Karan, Pradyumna and Unryu Suganuma, eds. 2008. Local Environmental Movements: A Comparative Study of the United States and Japan. University Press of Kentucky.
This edited volume consists of a number of interesting essays covering a wide range of issues and topics including industrial sites, chemical weapons, nuclear weapons, conservation, resource management, preservation, protests, and nuclear power. The fifth chapter by Nathalie Cavasin deserves particular attention: “Citizen Activism and the Nuclear Industry in Japan: After the Tokai Village Disaster” details how the people of Tokaimura reevaluated nuclear power after the Tokaimura nuclear accident of 1999. This case profiles poorly trained workers who mixed uranium oxide with the wrong type of acid, resulting in an accidental chain reaction that released large amounts of radiation that killed three people and exposed dozens to above normal levels of radiation. Tokaimura plays host a number of important research centers for the Japan Atomic Energy Agency (formerly the Japanese Atomic Energy Research Institute) and is the site of a number of nuclear reactors and fuel processing centers. The article is regrettably short, but provides some interesting parallels to the accident at Fukushima.

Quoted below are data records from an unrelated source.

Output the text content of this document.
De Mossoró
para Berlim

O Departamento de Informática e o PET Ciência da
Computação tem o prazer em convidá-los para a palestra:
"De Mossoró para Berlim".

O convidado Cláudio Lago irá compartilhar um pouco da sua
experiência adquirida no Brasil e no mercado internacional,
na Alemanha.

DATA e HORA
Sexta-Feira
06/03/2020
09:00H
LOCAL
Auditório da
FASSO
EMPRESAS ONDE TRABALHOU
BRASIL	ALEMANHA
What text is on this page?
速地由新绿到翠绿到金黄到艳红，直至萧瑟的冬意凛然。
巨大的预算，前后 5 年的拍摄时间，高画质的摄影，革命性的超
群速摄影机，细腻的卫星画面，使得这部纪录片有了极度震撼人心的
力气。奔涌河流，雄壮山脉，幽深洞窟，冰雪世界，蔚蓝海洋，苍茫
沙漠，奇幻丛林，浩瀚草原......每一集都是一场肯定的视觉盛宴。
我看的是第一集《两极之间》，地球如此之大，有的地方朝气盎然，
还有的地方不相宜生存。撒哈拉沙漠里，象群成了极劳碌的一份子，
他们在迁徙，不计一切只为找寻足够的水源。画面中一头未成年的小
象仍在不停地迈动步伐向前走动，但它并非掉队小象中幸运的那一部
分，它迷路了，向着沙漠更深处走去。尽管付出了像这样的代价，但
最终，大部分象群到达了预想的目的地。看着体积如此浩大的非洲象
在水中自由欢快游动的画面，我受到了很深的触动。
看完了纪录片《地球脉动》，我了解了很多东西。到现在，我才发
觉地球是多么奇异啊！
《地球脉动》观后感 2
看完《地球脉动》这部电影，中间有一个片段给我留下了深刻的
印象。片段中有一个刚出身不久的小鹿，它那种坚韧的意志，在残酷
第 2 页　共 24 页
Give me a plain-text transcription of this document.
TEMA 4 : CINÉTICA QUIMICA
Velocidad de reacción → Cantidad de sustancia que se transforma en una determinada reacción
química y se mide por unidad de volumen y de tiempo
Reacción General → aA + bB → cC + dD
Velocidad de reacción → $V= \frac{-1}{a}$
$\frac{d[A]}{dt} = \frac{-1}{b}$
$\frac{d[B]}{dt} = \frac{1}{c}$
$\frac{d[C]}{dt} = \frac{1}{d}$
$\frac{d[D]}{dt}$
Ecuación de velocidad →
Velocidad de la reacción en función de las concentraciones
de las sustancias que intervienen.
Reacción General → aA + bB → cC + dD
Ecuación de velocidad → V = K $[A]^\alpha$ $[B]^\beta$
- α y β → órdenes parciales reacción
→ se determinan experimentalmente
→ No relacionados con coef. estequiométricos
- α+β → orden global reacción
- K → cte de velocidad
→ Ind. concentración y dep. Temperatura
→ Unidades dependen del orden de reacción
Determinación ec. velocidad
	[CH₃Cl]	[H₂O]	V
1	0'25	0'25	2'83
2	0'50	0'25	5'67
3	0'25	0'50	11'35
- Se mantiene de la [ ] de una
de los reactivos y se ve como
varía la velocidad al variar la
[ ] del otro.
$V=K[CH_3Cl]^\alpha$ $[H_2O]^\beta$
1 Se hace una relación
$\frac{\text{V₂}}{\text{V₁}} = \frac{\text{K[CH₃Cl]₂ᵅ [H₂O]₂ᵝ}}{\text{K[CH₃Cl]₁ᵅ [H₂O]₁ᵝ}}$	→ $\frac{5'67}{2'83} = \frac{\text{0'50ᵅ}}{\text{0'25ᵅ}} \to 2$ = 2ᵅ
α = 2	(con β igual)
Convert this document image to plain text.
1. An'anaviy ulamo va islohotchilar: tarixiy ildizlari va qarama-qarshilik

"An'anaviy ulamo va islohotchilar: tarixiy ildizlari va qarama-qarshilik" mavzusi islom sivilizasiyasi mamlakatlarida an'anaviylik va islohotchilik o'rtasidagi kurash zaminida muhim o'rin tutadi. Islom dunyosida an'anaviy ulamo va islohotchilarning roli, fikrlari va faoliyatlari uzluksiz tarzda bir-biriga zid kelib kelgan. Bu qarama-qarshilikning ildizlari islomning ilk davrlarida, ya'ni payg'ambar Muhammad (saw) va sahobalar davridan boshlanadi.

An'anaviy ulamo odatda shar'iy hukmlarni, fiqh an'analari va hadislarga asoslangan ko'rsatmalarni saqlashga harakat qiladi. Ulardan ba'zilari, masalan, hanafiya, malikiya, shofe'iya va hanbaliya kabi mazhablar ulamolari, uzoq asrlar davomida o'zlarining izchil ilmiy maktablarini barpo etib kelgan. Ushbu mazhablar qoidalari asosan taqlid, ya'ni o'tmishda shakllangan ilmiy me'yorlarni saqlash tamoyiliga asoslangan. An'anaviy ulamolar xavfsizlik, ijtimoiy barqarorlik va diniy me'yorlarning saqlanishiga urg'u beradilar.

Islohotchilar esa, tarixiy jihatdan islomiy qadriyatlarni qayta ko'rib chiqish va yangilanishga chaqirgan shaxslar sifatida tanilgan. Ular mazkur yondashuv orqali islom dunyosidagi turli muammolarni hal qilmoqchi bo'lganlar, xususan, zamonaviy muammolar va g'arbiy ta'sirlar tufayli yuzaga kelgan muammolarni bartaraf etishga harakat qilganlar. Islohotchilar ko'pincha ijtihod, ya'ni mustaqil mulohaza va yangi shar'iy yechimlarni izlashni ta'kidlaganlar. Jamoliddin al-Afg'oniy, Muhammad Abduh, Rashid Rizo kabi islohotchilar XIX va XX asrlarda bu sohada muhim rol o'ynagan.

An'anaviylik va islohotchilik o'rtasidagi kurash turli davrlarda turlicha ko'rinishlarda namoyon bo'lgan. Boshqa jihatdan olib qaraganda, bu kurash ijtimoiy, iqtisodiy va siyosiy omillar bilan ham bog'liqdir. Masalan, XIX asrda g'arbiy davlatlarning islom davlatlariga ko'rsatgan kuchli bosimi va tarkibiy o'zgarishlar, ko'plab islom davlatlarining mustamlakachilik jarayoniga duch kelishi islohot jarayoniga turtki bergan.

Also worthy of mention is the second chapter, “A Comparative History of U.S. and Japanese Environmental Movements” by Richard Forrest, Miranda Schreurs, and Rachel Penrod, which offers an informative comparative overview of the environmental movements in the U.S. and Japan, describing the history, development and intellectual underpinnings of those movements. The fourth chapter by Kim Reimann, “Going Global: The Use of International Politics and Norms in Local Environmental Protest Movements in Japan,” poses relevance because it discusses how Japanese protesters have moved to using international standards and norms to persuade people of the necessity of change to conform to global standards.